Cases of COVID-19 continue to increase at detention center

A COVID-19 outbreak is growing inside the Port Isabel Detention Center in Los Fresnos, according to advocates and attorneys representing clients in quarantined dorms.

Some of those detainees have underlying medical conditions that place them at risk of serious illness or death if they come in contact with the virus.

Immigration and Customs Enforcement on Monday reported a total of eight cases — lower than the estimates detainees in touch with advocates had been reporting via phone calls and text messages. By Thursday, the number of cases in the facility rose to 26 confirmed and 23 “under isolation or observation,” validating that what detainees have been warning about for weeks has turned into an outbreak.

ICE reported an additional case at the El Valle Detention Center in Raymondville on Thursday — the first to be reported from inside the facility.

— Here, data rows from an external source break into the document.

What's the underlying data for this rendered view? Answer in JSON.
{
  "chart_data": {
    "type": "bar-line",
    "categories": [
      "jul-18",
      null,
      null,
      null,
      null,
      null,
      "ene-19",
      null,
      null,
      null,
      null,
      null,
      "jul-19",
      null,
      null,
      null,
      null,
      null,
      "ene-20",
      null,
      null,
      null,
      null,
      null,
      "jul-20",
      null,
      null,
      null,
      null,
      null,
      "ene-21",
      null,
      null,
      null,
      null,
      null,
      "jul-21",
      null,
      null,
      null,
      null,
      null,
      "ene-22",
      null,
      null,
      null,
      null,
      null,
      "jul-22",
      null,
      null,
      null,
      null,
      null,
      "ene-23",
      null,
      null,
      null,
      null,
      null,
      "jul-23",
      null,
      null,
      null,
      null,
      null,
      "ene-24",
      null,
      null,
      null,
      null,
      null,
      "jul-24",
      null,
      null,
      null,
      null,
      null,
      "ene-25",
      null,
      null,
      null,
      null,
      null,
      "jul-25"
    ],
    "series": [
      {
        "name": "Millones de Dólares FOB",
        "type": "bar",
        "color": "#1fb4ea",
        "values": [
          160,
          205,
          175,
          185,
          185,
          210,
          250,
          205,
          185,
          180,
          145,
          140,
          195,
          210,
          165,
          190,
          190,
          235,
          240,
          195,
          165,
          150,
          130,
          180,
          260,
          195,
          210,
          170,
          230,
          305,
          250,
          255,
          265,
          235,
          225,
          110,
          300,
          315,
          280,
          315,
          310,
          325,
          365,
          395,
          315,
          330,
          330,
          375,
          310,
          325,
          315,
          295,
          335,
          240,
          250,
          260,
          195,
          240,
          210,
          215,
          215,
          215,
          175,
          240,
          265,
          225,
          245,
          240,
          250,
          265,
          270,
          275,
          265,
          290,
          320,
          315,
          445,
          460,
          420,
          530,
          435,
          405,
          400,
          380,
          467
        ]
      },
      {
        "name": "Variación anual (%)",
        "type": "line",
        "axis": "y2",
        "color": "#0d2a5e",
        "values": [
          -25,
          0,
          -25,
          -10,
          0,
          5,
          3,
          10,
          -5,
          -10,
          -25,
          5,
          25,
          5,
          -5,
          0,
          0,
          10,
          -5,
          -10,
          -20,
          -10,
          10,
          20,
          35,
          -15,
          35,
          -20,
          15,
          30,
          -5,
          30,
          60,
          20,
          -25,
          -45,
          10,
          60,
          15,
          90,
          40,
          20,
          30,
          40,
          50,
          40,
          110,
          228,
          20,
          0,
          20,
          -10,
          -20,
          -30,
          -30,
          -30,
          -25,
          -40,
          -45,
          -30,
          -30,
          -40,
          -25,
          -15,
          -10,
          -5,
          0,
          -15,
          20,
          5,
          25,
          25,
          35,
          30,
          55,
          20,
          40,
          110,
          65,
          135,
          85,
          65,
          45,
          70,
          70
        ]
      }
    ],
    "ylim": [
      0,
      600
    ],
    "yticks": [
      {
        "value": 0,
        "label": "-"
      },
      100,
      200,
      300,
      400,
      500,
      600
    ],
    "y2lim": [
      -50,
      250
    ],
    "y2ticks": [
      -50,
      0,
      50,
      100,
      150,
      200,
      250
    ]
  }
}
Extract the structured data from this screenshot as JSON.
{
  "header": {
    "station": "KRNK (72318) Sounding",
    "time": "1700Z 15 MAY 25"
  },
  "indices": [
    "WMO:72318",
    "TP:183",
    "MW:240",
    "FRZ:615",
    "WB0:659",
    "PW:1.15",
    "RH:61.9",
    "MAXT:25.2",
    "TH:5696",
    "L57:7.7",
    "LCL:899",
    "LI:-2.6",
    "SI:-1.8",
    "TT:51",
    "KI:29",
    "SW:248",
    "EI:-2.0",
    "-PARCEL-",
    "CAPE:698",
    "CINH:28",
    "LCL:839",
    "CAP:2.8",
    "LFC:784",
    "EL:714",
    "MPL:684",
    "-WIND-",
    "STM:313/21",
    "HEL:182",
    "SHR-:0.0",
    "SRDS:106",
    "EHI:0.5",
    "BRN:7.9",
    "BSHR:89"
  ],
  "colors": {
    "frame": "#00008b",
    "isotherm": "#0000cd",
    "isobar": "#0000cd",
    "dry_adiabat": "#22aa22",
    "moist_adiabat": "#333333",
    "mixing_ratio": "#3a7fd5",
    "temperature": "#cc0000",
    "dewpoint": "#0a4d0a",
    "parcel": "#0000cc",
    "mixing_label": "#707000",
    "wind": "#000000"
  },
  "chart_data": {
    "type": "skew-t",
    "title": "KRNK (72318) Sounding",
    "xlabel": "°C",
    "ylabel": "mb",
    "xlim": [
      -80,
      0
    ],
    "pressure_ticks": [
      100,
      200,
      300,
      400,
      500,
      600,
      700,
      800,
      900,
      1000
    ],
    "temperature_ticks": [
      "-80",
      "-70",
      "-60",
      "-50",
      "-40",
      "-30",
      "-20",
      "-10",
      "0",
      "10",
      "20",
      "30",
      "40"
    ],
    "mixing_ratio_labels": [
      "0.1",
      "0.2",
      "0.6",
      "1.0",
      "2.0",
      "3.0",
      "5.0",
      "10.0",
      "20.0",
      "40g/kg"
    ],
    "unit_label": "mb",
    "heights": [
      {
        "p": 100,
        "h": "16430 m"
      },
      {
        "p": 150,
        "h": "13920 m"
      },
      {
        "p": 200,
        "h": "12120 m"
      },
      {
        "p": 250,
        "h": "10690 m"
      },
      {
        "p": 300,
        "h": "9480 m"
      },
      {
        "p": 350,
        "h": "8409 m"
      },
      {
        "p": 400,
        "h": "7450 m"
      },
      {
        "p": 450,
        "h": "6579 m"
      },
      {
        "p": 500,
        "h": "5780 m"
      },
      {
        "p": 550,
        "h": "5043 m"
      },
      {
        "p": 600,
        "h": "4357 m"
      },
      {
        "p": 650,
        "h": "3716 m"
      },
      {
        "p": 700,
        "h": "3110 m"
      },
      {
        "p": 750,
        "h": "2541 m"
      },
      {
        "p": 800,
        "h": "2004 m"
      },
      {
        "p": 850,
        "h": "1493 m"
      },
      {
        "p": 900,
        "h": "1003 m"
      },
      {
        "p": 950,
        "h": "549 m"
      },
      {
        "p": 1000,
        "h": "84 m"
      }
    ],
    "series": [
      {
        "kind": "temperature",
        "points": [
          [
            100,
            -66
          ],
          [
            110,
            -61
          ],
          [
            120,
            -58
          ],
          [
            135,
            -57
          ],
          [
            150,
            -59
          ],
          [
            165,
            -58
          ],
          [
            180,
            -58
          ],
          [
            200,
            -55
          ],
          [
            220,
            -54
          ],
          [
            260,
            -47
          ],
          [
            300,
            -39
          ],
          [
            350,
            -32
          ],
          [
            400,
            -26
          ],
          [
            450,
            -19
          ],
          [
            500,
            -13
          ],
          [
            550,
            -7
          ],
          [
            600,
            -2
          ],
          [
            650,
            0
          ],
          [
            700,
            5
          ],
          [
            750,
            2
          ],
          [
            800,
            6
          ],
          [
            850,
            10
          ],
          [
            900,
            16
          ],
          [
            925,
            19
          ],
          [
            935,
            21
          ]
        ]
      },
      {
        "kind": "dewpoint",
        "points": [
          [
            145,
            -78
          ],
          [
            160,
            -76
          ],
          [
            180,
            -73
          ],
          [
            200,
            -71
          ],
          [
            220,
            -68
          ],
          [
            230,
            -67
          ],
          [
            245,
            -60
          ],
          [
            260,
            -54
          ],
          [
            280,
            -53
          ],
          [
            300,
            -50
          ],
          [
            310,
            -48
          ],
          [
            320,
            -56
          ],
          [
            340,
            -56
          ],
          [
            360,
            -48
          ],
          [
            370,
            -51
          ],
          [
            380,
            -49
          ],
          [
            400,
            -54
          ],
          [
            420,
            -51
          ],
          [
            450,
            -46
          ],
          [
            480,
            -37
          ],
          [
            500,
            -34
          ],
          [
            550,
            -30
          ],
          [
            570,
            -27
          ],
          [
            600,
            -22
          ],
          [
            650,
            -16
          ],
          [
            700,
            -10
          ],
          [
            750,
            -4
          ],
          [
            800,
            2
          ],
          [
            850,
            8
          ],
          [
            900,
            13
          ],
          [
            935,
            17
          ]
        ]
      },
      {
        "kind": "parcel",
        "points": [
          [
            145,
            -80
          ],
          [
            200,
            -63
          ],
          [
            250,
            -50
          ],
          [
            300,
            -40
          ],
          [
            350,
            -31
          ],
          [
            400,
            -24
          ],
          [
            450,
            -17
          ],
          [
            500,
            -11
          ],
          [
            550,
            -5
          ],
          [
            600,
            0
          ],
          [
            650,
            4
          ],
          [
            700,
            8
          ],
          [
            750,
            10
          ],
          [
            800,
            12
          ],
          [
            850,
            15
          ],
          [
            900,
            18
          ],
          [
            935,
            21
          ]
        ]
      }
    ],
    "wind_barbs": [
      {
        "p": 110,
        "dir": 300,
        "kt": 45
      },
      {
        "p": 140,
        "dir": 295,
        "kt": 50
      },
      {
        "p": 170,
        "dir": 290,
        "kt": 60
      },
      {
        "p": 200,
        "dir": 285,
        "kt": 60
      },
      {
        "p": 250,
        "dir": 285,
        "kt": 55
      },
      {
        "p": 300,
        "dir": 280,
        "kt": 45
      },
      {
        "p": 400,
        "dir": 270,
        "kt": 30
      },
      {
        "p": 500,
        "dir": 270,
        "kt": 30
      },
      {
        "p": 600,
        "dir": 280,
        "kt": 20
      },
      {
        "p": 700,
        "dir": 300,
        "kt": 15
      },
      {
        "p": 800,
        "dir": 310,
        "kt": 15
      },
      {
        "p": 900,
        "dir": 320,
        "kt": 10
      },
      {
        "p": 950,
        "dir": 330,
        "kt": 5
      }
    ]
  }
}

Attorneys for Steven, a severely diabetic Ugandan pastor detained at PIDC, filed a complaint against PIDC and ICE with the Department of Homeland Security’s Office of Inspector General (OIG) on Tuesday alleging a lack of adequate medical protections at the Port Isabel Detention Center.

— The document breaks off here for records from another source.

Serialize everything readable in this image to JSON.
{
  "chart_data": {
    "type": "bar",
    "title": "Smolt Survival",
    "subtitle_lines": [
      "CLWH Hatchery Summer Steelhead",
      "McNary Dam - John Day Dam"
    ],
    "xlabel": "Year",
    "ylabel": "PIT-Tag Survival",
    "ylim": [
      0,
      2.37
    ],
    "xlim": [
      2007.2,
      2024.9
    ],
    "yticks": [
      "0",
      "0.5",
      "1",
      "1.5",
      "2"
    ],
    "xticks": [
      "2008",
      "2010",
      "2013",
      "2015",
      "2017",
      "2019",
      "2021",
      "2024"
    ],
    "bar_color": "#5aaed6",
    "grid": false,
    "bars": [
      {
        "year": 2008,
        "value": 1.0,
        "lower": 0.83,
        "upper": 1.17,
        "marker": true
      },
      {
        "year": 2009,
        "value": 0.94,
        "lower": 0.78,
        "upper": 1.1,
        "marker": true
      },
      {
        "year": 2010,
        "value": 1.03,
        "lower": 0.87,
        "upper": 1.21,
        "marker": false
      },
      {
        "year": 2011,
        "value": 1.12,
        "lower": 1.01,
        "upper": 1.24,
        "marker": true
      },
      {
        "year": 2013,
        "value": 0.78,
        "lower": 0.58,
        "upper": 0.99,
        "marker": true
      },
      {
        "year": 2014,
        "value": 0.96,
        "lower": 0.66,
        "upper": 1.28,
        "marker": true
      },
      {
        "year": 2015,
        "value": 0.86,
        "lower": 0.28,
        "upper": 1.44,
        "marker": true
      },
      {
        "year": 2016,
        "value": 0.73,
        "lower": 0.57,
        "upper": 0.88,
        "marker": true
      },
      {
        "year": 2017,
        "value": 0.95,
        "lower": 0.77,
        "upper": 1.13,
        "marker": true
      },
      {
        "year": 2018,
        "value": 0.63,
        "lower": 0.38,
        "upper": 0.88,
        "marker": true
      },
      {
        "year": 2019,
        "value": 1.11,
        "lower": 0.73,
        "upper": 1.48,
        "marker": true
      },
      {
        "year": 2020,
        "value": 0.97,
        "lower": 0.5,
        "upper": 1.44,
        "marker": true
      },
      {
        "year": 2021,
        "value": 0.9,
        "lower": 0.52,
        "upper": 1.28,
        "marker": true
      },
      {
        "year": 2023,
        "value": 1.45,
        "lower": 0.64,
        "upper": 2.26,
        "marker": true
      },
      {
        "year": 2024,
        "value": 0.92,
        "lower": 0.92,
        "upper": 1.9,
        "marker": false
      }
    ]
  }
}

Over the weekend, Steven, who is going blind due to inadequate treatment of his diabetes over the year and a half he has been detained, told his attorneys he had flu-like symptoms. “The bunk beds are together, no adequate supplies of soap are provided, and even as of May 31, 2020, staffers were entering the dormitories and bringing food without wearing masks,” wrote attorney Jennifer Harbury in the complaint.

Norma Herrera of RGV Equal Voice Network on Wednesday said the rise in ICE’s reported cases substantiated what she’s already been hearing. “That really proves what folks inside have been saying. ICE is not testing people or reporting cases until it’s too late and the virus is now spreading rapidly,” she said.

A detainee inside PIDC’s dorm C-3 told advocates on Tuesday night that eight out of the facility’s 16 dormitories were under quarantine.

At PIDC, detainees allege they’re not being tested until they display serious symptoms. “If they show milder symptoms like coughing, they remain in the quarantined dorms with others, potentially infecting others if they are indeed positive. The shuffling of people across dorms is haphazard. This man and 37 other people in dorm Charlie 3 refused to be moved to another dorm yesterday and last night ICE responded by moving 20 people into their dormitory instead,” wrote Herrera.

“Later [on Tuesday], one out of those 20 reported a fever and was taken out of the dorm. Another was vomiting and was taken out of the dorm,” wrote Herrera. “He shared with me in a message later in the day that one of those people has now tested positive.”

Court records showed that ICE filed a petition in federal court in Brownsville on Wednesday in which the agency seeks to forcibly hydrate a detainee, K.K., who was on hunger strike. Last weekend, detainees told Herrera and reporters that 120 detainees initiated a hunger strike on Sunday morning in protest of their ongoing detention.

ICE confirmed in a statement that two detainees had been on hunger strike since June 3, declining to provide specific information about the ongoing hunger strikes and quarantines. “ICE fully respects the rights of all people to voice their opinion without interference,” the agency wrote, referring inquiries to its hunger strike policy.

Early this week, U.S. Rep. Filemon Vela, D-Brownsville, sent a letter to ICE Acting Director Matthew T. Albence regarding Yoirlan Tome Rojas and Julio Cutino Sanchez, detainees from Cuba who initiated a hunger strike on May 29. Sanchez discontinued his hunger strike last week, but Rojas on Monday entered his second week without food.

“The high number of individuals quarantined, along with previously reported conditions of overcrowding in the facility is a testament to ICE’s failure to adequately follow CDC guidelines and recommendations to fight the spread of COVID-19,” Vela wrote.